Which do you choose? Do you want $45 in cold, hard cash in your pocket, or are you willing to take a chance with the coin flip? Decide before reading further.

When I present this scenario in my speeches to business audiences, about 80 percent say they’ll take the $45 from the kind stranger. I made that choice when I first learned about this scenario, and so do most people in studies of similar choices.

After all, the $45 is a sure thing. Wouldn’t I feel foolish if I took a risk and lost it all for just a chance at getting the $100? My gut reaction was to avoid losing out. After all, who wants to be a loser, right?

Well, let’s run the numbers. The chance of getting heads is 50 percent, so in half of all cases you’ll win $100, and in the rest you won’t win anything. That’s equivalent to $50 on average, versus $45.

Imagine you flipped a coin 10 times, 100 times, 1,000 times, 10,000 times, and then 100,000 times. At 100,000, on average you would get $5 million if you chose the coin flip for $100 each time, versus $4.5 million if you chose $45 each time. The difference: a cool $500,000.

Thus, unfortunately choosing $45 as my gift actually results in losing out. The right choice – the one most likely to not cause me to be a loser – is to choose the coin flip as the gift. Otherwise, over multiple coin flips, you’re pretty much guaranteed to lose.

But wait, you might be thinking: I presented this as a one-time deal, not a repeating opportunity. Maybe if I told you it was a repeating scenario, you’d have thought about it differently.

Here’s the problem. Research shows that our gut treats each individual scenario we see as a one-off. In reality, we face a multitude of such choices daily. Our intuition is to treat each one as a separate situation. Yet, these choices form part of a broader repeating pattern where our intuition tends to steer us toward losing money.

That gut reaction is called loss aversion, one of the many dangerous judgment errors that result from how our brains are wired, what scholars in cognitive neuroscience and behavioral economics call cognitive biases. Fortunately, recent research in these fields shows how you can use pragmatic strategies to address these dangerous judgment errors.

Your professional life – anyone’s professional life – is made of 100,000 coin flips. The stranger’s gift represents the series of opportunities we face in our lives, and we can either win $5 million or $4.5 million depending on the choices we make for each one.

The same applies on an organizational level. Let’s say your company has an annual revenue of $50 million, and a healthy profit of $7.5 million. Regardless of the choice you’re making, if other employees in your organization are going with their gut to avoid losses, and the company loses 10 percent of its revenue or $5 million per year, then two-thirds of your profit will be wiped out, leaving only $2.5 million.

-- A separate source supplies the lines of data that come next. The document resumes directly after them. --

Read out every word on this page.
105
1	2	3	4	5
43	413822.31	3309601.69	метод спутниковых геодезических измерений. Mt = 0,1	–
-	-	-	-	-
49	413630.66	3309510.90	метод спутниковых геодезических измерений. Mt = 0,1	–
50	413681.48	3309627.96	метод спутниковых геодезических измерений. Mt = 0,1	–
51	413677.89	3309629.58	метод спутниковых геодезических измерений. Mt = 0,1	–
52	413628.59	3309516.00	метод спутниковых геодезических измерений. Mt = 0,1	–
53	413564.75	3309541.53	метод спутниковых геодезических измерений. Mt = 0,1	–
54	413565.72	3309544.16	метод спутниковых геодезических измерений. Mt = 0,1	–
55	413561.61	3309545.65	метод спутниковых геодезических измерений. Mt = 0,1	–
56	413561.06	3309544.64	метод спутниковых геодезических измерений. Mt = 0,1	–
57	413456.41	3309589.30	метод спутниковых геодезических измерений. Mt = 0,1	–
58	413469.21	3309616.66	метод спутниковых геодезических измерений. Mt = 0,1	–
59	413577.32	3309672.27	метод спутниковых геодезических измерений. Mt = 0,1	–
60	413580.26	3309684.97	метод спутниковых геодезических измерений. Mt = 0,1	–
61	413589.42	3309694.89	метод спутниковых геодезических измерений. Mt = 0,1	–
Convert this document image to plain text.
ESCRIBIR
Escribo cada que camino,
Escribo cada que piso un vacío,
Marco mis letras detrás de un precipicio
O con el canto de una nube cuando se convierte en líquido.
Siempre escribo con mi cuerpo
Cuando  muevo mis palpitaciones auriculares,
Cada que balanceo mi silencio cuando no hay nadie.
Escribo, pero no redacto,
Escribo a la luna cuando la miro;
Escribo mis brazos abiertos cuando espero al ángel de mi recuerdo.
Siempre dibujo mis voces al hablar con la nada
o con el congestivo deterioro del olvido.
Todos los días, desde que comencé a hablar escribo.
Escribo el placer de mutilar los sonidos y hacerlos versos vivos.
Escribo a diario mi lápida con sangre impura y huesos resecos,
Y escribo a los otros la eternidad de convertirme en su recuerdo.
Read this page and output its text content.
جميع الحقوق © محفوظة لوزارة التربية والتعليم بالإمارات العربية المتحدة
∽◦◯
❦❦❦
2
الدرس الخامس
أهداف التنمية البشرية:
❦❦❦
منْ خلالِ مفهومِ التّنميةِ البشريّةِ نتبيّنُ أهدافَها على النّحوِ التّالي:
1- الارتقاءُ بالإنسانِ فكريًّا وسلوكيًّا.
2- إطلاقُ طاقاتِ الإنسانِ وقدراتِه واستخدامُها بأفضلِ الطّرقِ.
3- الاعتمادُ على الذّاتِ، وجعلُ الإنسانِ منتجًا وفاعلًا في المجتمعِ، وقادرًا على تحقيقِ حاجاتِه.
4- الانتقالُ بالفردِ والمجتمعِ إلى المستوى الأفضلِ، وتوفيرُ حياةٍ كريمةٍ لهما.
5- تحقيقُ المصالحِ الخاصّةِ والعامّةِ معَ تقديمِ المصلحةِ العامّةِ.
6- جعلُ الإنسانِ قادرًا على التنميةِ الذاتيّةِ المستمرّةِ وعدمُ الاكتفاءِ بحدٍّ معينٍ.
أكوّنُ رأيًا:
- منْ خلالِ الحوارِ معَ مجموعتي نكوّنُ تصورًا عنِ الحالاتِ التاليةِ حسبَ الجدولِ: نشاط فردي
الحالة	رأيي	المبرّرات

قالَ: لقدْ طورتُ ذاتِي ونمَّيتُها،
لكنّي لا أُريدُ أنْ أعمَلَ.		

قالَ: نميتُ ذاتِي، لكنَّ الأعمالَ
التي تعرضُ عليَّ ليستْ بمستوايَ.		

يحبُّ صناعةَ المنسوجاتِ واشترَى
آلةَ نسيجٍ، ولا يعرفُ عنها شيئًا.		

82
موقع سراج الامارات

Every day, you face a series of situations where you need to decide whether to take the course that feels most comfortable by avoiding losses, or the course that feels less comfortable and leads to more gains over time. We’re not talking about huge bet-the-company risks – which require a different approach – but the kind of small decisions that add up to large sums over time. If you just go with your gut instead of doing the calculations and going with the data, you are likely to lose much more money by not taking the course that feels most risky.

To prevent your intuition from leading you astray, adopt a policy of letting the data lead you, instead of relying on your intuitions. For each decision you face, envision it as a repeating pattern, instead of a one-time decision: run the numbers, account for the role of uncertainty, and take the course most likely to lead to the biggest profit.

Treating each choice as part of a broader pattern might feel counterintuitive, uncomfortable, and unsafe. Yet the course that feels most safe of avoiding losses is actually much more dangerous for your bottom line.